Agussalim, 2003b, Rencana Investasi Sulsel: Perkiraan Kebutuhan Investasi Tahun 2004-2008, disusun atas permintaan Badan Promosi Penanaman Modal (BPPMD) Propinsi Sulawesi Selatan.
Agussalim, 2003c, KTI, Konsepsi Pembangunan, dan Upaya Pencerahan. Makalah yang Disampaikan pada One Day Seminar “Marketing Places: A New Approach for Sustainable Development in Era of Regional Autonomy”, Dilaksanakan oleh Indonesia Marketing Association (IMA) Chapter Sulsel, Hotel Sahid Jaya Makassar, 12 April.
Agussalim (Team Leader), 2002, Master Plan Investasi Sulawesi Selatan, kerjasama Badan Promosi Penanaman Modal Daerah (BPPMD) Propinsi Sulawesi Selatan dengan Bina Mitra Konsultan Makassar.
Amstrong, H, dan Taylor, J, 1993, Regional Economics and Policy, Harvester Wheatsheaf, London.
Bappenas, 2003, Perekonomian Indonesia Tahun 2003: Prospek dan Kebijakan, Jakarta.
Blakely, J. Edward and Ted K. Bradshaw, 2002, Planning Local Economic Development: Theory and Practice, 3rd Edition, Sage Publications.

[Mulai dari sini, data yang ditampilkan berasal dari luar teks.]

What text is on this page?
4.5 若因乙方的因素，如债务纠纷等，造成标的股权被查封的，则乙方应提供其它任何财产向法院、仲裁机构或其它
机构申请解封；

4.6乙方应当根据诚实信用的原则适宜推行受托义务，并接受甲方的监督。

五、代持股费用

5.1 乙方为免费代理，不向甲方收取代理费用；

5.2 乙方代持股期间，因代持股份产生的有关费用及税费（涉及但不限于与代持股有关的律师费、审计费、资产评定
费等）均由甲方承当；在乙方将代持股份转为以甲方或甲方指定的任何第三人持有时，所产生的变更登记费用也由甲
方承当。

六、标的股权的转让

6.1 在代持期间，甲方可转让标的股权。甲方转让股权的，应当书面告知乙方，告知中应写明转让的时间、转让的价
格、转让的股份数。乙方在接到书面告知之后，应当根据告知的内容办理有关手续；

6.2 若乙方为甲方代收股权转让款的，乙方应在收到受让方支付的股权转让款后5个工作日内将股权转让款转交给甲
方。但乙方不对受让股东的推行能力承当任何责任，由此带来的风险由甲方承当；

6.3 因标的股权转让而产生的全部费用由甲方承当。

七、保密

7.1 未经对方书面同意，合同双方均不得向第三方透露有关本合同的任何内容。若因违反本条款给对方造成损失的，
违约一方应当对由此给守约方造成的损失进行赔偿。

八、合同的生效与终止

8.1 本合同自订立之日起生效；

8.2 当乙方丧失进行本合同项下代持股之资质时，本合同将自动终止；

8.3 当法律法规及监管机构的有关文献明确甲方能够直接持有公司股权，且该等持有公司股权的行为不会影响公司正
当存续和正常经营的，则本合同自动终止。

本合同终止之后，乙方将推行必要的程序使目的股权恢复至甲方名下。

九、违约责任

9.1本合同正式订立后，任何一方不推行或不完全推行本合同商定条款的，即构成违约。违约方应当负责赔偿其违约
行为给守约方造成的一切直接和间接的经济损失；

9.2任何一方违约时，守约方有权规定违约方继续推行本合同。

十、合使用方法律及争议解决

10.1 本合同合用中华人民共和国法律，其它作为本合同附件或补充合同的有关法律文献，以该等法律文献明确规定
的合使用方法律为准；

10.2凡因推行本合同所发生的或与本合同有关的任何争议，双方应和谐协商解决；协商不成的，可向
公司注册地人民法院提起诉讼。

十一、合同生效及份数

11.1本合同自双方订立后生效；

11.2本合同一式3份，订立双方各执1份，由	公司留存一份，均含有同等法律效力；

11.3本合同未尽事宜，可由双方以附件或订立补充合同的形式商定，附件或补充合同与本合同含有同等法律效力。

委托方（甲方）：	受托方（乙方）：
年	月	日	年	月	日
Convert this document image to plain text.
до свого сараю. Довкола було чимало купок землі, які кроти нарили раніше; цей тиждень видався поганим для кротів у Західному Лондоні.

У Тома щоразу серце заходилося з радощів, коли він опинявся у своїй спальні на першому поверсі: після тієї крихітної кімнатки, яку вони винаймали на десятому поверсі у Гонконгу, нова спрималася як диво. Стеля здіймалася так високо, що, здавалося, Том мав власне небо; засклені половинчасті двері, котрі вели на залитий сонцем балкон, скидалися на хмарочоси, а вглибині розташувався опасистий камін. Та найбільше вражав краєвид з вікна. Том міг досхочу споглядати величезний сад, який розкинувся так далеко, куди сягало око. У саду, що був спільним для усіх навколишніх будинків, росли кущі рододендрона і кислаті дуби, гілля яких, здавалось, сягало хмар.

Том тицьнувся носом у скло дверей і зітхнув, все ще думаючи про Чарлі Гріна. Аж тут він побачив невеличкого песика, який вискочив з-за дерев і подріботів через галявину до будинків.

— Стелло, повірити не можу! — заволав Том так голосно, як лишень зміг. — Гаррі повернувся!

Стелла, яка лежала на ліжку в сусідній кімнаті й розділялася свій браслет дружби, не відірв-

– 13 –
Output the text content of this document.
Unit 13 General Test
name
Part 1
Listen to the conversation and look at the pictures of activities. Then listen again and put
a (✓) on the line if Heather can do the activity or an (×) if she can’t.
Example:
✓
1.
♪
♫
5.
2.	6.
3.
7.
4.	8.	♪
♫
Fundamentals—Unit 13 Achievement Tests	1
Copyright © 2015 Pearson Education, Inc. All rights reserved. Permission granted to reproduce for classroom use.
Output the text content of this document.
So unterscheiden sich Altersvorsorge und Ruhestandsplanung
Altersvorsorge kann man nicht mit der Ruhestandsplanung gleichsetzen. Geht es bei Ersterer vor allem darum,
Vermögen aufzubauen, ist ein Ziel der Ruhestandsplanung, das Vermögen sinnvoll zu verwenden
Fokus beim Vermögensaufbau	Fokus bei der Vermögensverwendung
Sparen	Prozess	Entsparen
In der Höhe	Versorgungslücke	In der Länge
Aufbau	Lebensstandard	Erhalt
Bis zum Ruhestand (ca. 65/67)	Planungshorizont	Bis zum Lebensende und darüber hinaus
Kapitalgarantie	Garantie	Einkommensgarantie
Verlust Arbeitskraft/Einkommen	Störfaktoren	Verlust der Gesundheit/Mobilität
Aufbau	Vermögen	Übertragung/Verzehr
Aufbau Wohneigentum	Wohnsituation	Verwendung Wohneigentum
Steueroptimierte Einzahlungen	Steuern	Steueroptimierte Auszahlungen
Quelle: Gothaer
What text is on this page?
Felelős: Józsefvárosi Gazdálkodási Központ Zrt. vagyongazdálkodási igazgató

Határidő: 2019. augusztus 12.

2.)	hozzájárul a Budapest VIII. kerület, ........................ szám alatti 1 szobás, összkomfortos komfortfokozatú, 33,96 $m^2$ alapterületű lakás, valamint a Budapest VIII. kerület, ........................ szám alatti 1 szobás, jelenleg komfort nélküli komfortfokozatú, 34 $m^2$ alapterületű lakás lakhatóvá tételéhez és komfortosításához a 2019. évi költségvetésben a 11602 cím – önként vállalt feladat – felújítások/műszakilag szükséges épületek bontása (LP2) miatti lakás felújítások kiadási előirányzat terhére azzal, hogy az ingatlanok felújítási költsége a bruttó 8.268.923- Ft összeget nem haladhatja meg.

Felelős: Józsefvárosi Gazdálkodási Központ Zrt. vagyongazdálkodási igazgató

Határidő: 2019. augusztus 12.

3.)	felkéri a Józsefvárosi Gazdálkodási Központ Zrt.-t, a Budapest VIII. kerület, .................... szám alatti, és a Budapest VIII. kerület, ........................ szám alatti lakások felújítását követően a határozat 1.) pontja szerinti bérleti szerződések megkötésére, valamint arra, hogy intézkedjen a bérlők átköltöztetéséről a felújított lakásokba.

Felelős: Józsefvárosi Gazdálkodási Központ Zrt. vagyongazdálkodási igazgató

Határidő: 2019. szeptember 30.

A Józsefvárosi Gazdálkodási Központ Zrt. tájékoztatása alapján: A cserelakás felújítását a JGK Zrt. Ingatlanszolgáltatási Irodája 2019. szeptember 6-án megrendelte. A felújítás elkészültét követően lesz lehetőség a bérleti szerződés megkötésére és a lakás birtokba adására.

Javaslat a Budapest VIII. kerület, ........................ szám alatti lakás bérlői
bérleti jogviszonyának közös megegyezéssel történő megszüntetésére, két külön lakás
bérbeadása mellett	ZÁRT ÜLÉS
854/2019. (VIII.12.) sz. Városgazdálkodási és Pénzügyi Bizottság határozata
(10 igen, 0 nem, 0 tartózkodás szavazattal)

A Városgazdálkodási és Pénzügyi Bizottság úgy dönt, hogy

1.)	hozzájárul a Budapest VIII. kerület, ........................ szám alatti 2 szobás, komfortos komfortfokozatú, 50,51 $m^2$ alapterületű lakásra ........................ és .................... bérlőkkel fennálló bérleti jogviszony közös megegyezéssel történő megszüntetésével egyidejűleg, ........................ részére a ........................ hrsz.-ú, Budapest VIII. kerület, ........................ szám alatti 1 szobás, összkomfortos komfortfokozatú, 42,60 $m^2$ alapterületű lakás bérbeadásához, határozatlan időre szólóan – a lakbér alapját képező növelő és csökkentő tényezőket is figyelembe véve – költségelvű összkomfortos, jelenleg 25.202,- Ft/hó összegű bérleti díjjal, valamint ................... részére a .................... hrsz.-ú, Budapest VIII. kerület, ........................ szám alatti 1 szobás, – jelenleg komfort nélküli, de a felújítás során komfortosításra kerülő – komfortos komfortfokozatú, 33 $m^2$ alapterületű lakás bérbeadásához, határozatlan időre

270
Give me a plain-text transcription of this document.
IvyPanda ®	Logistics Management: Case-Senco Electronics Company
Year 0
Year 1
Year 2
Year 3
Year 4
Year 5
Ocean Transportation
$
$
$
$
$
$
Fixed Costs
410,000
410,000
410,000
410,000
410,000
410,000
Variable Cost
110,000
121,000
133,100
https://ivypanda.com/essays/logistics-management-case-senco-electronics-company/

Komite Pemantauan Pelaksanaan Otonomi Daerah (KPPOD), 2003, Daya Tarik Investasi Kabupaten/Kota di Indonesia: Persepsi Dunia Usaha, USAID dan The Asia Foundation.
Sen, Amartya, 1988, The Concept of Development, dalam Chenery and Srinivasan, eds., Handbook of Development Economics, Vol. 1, New York: Elsevier Scince Publishers.
Thomas, Vinod et. al., 2000 The Quality of Growth, The World Bank, Washington D.C.
United Nations Conference Trade and Development (UNCTAD), 2002, World Investment Report.
World Bank, 2003, Sustainable Development In A Dinamic World: Transforming Institutions, Growth, and Quality of Life, World Development Report, Oxford University Press.
World Bank, 2003, Brief for the Consultative Group on Indonesia, Indonesia: Beyond Macroeconomic Stability, Report No. 27374-IND, December.
World Bank, 2005, A Better Investment Climate for Everyone, World Development Report 2005, Oxford University Press.